In History 174 we’ve now come to the end of Peter Dear’s Revolutionizing the Sciences, a textbook which I like a great deal (and the students seemed to like it, too). For the rest of the course, the textbook is Peter Bowler and Iwan Rhys-Morus’ Making Modern Science, which I generally like, but I have one major criticism that applies both to it, and to history of science writing in general, and that is its insistence on arguing against naive positions.
We’re starting out with their chapter on “The Chemical Revolution”, which they frame around the question of whether the chemical revolution was delayed by a century from the rest of the scientific revolution (and, of course, whether it was a revolution at all). They mount a sustained attack on the notion. This general strategy is employed throughout the book. Various historians, like Kuhn, are constantly making an appearance. I can’t help but think that this is distracting to students. I would be willing to bet they have no a priori notions abut the “chemical revolution”, so why burden the text by structuring it around a refutation of such notions? I believe the point of a textbook is to tell the best, most informative history we can, not to lay bare the neuroses of our profession induced in us by our battles with our forebears [edit; rereading Bowler and Morus this morning, this last clause is too extreme a description for what they clearly have intentionally deployed as an interesting framing device–but I think the statement is valid for why it might seem like a good idea to insert the “history of science profession” so prominently into a “history of science textbook”].

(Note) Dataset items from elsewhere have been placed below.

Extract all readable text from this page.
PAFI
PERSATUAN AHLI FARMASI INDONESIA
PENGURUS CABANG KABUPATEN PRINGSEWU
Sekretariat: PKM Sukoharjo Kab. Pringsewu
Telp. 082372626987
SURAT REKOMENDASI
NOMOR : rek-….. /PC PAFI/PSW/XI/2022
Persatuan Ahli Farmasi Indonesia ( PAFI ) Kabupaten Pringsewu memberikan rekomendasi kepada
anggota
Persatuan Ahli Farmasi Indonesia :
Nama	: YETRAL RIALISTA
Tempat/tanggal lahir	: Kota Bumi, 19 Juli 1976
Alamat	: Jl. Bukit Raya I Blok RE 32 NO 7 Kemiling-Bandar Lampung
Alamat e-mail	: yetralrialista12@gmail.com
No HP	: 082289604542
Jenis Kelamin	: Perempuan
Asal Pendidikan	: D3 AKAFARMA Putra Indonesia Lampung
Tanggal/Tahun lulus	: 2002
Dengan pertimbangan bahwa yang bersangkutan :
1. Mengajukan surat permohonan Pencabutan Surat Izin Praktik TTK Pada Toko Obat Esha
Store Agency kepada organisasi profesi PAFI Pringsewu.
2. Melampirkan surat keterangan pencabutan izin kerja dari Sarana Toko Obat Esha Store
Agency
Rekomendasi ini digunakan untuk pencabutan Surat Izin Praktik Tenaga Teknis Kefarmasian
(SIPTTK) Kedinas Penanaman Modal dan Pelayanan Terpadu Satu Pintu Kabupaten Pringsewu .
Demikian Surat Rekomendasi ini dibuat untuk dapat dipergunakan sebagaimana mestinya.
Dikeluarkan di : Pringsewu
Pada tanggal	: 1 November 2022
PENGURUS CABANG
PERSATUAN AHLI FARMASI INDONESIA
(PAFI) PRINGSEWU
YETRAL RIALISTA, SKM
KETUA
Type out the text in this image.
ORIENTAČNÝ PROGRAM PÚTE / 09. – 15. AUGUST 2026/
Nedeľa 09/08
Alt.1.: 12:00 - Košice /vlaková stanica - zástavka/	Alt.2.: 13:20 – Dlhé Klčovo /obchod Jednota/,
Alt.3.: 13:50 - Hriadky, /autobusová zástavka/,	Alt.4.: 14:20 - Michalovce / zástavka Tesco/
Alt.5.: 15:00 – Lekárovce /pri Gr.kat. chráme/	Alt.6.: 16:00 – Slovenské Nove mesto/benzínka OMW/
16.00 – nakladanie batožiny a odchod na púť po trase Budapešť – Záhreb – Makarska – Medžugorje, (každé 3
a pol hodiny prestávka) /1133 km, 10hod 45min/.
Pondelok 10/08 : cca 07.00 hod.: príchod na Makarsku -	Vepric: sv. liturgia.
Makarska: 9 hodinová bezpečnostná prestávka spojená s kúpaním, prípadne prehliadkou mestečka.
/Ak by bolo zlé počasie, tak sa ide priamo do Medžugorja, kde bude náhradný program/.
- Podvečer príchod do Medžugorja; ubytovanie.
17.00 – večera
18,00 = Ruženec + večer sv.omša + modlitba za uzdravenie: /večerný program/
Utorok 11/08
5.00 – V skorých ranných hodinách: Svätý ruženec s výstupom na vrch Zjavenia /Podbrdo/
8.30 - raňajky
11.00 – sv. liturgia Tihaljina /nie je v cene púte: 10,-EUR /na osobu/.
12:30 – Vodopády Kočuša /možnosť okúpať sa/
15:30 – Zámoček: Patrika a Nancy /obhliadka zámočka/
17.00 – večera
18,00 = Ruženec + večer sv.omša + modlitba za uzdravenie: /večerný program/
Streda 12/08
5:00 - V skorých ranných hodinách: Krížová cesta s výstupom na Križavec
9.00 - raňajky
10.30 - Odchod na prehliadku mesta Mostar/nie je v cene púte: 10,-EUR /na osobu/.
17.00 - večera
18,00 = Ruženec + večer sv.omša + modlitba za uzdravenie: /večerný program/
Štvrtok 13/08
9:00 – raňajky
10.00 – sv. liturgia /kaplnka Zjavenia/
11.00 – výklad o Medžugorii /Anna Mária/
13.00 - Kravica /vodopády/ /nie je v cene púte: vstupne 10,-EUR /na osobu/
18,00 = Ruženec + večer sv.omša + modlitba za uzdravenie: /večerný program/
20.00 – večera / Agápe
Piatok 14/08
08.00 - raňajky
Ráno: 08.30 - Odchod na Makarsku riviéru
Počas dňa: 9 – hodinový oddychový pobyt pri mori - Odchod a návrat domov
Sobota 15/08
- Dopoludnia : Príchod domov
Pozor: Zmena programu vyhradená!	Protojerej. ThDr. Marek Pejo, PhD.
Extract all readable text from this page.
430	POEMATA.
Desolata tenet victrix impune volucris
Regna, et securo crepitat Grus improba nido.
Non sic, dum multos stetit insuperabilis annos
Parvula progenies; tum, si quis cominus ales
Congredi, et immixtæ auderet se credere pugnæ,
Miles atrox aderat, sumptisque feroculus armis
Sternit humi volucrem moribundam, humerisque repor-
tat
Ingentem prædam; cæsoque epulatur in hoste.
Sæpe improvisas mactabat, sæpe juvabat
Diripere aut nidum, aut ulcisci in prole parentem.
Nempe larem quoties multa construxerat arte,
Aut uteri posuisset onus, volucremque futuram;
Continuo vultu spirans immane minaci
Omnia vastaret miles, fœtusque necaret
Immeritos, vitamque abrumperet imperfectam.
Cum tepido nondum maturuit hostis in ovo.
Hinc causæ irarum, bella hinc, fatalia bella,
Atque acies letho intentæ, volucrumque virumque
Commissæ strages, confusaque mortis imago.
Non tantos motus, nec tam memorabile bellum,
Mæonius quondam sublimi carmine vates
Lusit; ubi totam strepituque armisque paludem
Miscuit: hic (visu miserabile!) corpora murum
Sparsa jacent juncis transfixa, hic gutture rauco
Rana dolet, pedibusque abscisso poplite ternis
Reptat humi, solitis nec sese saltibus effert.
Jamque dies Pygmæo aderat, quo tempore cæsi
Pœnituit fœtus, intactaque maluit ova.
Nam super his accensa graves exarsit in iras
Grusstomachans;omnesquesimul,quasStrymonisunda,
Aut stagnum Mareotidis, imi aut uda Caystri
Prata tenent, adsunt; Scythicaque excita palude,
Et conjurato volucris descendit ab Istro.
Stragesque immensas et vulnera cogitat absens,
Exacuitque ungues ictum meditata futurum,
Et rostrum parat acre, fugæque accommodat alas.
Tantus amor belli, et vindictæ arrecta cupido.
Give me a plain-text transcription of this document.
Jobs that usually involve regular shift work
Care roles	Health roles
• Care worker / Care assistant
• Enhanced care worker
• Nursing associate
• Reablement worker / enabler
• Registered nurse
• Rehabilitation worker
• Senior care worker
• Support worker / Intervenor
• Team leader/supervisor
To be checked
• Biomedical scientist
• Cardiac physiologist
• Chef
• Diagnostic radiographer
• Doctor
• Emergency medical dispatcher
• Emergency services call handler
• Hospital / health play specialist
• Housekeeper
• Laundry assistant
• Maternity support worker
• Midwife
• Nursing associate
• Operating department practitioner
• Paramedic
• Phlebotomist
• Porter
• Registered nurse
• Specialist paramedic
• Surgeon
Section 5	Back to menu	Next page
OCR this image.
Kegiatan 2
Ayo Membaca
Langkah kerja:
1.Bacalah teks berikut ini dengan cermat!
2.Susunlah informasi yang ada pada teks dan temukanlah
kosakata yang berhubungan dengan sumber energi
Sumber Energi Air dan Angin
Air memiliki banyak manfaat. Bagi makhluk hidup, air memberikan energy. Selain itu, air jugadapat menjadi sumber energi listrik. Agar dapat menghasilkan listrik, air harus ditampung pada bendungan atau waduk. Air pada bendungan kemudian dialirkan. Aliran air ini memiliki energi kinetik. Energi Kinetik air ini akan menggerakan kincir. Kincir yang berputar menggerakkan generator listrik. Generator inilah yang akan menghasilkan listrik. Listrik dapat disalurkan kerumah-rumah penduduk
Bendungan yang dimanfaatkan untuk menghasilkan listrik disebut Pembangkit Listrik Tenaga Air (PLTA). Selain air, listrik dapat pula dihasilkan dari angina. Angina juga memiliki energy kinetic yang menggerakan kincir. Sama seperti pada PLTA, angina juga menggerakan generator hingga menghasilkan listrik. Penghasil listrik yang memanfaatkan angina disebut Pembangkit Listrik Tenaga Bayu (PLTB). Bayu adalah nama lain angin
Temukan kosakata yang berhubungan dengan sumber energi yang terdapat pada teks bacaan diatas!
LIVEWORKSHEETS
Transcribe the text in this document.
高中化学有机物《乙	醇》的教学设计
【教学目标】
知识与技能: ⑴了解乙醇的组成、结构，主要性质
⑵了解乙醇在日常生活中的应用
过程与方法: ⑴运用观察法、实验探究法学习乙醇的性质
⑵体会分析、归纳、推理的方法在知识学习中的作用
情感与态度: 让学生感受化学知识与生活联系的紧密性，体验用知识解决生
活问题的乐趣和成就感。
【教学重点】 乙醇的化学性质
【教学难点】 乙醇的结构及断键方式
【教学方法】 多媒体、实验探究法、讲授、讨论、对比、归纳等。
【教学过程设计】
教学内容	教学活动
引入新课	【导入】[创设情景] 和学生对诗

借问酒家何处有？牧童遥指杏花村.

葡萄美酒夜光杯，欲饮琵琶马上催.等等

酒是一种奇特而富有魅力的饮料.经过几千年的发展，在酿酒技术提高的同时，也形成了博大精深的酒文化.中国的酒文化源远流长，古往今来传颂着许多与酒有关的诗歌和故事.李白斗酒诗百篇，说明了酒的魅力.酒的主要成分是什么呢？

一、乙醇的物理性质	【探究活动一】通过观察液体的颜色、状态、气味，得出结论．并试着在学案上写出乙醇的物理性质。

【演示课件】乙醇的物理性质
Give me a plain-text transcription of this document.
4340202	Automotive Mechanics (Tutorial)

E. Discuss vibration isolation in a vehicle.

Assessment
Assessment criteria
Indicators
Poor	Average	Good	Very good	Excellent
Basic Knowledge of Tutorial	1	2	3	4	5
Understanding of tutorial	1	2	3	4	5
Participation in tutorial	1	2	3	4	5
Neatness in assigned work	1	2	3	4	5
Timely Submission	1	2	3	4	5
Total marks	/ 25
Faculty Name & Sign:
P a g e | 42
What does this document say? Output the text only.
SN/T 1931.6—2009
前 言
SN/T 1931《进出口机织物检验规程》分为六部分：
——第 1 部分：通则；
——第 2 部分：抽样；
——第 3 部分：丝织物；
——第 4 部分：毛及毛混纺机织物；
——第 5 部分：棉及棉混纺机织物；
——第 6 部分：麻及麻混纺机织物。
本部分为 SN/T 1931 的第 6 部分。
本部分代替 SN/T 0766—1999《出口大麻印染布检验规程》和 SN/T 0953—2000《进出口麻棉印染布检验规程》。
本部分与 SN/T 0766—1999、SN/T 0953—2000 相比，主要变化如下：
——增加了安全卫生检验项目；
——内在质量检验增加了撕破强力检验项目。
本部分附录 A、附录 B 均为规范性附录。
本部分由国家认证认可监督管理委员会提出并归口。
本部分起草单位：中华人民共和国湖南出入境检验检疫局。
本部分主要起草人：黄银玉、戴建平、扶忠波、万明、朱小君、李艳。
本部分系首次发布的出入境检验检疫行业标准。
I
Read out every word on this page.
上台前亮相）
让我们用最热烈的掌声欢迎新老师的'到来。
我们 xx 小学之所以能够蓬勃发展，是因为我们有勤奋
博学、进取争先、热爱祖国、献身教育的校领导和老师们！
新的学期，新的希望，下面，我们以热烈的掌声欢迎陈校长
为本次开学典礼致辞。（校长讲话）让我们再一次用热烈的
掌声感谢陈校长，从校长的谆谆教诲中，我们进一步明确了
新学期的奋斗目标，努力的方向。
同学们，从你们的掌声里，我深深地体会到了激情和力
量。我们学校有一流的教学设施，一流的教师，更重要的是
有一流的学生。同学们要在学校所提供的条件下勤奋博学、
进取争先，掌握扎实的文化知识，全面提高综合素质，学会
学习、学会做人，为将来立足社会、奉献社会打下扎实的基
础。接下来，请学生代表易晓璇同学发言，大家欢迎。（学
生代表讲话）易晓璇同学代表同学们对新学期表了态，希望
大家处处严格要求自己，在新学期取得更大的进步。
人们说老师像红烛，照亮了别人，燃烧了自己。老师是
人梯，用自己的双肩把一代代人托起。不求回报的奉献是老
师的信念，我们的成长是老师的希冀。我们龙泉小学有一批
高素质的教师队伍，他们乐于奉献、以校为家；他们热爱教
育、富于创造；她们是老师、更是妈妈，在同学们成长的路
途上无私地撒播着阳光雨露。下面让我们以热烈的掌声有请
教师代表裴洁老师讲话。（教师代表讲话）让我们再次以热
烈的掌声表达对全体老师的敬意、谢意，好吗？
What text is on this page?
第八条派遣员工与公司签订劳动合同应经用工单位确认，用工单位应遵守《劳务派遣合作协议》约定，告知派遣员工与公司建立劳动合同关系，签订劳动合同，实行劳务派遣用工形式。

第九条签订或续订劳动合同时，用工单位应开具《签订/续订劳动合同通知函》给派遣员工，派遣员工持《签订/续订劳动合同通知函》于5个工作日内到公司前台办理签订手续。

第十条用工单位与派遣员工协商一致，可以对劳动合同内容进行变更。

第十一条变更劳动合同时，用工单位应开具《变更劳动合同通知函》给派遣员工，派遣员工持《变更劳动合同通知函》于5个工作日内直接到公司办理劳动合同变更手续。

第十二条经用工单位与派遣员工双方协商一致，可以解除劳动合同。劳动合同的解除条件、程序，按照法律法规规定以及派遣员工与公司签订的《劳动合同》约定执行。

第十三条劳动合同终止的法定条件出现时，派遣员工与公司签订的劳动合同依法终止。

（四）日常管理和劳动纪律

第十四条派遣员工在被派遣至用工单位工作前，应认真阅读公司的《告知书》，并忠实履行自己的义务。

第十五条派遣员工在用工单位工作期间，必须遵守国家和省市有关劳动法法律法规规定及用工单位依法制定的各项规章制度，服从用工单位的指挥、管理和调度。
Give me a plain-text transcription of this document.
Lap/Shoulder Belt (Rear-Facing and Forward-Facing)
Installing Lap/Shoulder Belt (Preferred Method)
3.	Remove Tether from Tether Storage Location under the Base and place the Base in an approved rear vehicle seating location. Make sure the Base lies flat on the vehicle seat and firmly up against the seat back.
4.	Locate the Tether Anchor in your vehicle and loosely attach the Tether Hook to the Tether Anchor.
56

Really, the strategy isn’t surprising, because it is, in general, a habit ingrained in our desire to elevate our own analyses by arguing against the naive positions of certain prior thinkers about science, or against the “science textbook presentation”, or against “pop science”, or against the notion that the progress of science is independent of its context, as if these represented a living and threatening school of historical thought. My historiography guru David Edgerton has publicly and privately criticized technology historians’ habit of taking on straw men like the “linear model” (my students will read his piece against this straw man) and technological determinism. I tend to glorify mainline historians, but they, too, tend to rail against viewing developments as inevitable, and insist on looking at how events are “contingent”. If we’re going to improve our art, we need to avoid intellectual crutches like arguing against long-comatose naive positions.